L’art de la mainmise
L’historien nous fait découvrir les arcanes de la propagande allemande dans la France occupée. Et celui qui en fut l’artisan.
Avec La Stratégie de la main invisible, Pascal Jardin propose une autre histoire de la France des années sombres. Au coeur du livre se tient la figure du major Heinz Schmidtke, chef de la Propaganda Abteilung, ce bureau ouvert à Paris par Joseph Goebbels, le ministre de la Propagande de Hitler. Grâce aux archives de cette institution, l’historien démonte la mécanique de cette institution qui, avec d’autres, a tenté de convaincre les Français d’adhérer au national-socialisme.
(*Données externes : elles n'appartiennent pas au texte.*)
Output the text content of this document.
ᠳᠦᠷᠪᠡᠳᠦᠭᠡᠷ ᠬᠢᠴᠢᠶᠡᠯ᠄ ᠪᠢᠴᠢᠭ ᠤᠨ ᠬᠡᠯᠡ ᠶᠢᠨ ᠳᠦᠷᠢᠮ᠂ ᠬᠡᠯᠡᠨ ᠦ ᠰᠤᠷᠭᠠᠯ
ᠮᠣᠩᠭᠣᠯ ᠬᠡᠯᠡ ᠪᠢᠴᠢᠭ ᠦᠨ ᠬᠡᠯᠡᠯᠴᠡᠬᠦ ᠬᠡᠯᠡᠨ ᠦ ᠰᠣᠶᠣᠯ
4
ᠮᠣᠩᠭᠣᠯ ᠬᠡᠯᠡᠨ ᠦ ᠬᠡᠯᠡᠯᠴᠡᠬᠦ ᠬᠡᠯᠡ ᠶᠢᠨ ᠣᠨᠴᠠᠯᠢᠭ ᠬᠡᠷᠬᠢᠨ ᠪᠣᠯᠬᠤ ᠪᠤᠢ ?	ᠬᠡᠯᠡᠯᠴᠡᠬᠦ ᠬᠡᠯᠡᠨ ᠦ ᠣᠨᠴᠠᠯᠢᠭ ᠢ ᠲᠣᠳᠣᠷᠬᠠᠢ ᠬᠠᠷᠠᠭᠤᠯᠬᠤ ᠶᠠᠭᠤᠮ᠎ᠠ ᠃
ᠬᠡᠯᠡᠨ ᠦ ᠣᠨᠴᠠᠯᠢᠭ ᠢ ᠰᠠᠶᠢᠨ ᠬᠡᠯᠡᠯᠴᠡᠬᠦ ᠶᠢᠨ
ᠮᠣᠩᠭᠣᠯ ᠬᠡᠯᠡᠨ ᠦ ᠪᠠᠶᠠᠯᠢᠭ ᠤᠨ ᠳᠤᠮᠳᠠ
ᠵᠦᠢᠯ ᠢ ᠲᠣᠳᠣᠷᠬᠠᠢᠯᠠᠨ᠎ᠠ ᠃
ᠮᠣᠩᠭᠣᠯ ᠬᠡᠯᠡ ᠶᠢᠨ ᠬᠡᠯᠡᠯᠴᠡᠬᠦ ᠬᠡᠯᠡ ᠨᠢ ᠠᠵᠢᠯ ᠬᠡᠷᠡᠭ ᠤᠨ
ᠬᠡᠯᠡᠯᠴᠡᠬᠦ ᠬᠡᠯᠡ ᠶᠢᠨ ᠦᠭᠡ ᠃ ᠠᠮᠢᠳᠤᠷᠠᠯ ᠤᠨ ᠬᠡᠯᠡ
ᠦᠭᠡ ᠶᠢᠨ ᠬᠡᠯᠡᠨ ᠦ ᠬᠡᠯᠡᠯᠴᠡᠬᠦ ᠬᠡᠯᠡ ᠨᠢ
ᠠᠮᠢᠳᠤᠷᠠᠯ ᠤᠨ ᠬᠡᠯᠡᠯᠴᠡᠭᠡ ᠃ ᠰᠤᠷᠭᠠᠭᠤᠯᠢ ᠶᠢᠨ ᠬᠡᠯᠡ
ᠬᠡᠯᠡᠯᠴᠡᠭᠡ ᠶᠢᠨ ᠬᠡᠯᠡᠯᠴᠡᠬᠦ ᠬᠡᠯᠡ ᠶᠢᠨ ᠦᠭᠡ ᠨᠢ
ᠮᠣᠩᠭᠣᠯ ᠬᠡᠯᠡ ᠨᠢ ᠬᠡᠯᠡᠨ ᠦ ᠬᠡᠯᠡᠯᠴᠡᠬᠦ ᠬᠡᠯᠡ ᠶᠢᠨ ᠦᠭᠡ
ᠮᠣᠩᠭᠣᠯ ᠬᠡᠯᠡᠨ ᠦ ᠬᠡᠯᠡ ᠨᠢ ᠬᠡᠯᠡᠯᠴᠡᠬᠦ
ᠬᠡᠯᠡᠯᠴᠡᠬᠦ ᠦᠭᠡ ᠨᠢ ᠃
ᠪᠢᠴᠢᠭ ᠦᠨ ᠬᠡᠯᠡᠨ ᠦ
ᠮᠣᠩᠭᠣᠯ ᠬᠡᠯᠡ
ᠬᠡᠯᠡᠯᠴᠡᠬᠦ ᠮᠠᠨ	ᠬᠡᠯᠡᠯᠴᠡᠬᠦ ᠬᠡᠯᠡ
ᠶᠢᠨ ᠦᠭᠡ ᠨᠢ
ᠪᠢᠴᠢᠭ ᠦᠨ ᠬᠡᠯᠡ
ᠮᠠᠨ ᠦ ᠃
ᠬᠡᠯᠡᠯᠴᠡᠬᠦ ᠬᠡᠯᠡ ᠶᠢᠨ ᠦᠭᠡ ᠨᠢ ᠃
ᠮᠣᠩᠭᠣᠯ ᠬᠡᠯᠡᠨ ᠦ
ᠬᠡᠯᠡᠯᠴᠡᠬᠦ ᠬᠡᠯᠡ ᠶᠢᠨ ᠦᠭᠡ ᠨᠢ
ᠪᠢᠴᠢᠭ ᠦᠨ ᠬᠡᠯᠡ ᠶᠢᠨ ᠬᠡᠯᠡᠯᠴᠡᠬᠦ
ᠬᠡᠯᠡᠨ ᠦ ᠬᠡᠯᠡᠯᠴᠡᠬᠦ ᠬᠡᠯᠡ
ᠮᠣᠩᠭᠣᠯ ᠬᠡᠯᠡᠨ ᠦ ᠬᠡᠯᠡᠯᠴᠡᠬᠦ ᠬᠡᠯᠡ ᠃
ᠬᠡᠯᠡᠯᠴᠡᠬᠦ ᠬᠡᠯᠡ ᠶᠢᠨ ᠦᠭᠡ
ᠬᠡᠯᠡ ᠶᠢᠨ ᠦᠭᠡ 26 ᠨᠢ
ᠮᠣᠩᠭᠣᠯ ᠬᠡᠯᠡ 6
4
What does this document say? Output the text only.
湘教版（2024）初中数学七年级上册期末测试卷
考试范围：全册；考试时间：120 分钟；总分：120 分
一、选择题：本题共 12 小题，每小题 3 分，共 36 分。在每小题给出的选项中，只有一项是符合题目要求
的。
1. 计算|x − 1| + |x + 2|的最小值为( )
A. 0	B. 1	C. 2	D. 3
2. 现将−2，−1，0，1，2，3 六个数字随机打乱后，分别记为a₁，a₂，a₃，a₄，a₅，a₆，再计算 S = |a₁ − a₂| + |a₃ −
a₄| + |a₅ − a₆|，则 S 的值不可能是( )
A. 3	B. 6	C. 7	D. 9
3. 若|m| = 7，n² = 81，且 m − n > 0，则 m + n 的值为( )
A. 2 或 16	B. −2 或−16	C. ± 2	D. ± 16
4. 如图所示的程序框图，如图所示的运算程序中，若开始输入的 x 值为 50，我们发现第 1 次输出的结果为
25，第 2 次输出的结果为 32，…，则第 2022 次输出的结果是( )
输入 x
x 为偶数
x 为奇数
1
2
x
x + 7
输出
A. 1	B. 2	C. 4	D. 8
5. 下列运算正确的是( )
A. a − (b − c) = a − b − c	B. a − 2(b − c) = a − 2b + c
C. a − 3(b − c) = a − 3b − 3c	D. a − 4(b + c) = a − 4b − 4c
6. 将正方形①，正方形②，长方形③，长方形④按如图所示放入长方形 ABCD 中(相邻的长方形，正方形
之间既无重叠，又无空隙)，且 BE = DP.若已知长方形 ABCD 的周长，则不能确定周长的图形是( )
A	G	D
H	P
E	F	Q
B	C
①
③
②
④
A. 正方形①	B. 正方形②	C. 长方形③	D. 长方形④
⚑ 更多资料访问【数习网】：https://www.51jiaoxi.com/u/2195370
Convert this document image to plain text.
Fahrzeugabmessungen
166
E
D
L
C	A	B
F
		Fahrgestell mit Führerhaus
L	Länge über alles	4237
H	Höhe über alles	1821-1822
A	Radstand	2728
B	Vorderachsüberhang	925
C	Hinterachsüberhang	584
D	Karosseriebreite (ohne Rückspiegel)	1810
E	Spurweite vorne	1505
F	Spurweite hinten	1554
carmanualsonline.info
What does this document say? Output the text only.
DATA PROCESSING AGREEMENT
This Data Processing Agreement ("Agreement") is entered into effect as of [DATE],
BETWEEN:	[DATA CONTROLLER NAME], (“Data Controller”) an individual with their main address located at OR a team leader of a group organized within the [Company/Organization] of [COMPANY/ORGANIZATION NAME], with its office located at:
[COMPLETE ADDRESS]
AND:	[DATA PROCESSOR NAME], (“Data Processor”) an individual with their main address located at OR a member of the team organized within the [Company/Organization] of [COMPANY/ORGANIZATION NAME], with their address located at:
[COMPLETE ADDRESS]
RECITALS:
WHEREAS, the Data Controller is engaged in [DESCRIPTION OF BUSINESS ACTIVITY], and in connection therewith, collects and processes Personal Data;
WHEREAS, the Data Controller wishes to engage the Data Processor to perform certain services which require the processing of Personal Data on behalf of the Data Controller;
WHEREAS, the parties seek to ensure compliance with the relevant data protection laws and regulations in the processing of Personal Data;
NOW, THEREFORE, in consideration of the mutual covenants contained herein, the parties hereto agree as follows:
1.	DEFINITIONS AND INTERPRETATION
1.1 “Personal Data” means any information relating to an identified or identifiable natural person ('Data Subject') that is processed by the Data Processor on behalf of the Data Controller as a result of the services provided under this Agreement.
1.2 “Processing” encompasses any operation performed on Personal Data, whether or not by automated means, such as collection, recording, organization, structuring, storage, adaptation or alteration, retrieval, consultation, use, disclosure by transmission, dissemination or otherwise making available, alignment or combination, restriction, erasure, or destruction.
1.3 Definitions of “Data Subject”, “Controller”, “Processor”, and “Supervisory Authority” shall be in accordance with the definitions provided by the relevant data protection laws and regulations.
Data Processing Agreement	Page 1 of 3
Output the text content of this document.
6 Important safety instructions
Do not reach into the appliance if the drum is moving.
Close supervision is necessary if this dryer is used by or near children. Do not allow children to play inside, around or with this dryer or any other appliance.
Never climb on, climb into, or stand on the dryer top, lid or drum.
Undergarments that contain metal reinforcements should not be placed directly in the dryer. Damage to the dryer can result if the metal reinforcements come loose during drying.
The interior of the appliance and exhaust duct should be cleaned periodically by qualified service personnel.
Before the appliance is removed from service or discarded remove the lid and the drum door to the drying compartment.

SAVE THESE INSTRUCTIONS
Sa stratégie ? Rassurer les Français, leur faire croire que les forces d’occupation n’exerçaient pas une censure violente et laissaient se poursuivre la vie culturelle et artistique. Agir comme une « main invisible » pour régenter discrètement le cinéma, le théâtre, la radio et surtout la presse. La création de faux journaux tels La Voix ouvrière ou Le Caneton enchaîné s’inscrivait dans ce cadre. Au total, la propagande allemande réussit peu à mordre dans l’opinion française.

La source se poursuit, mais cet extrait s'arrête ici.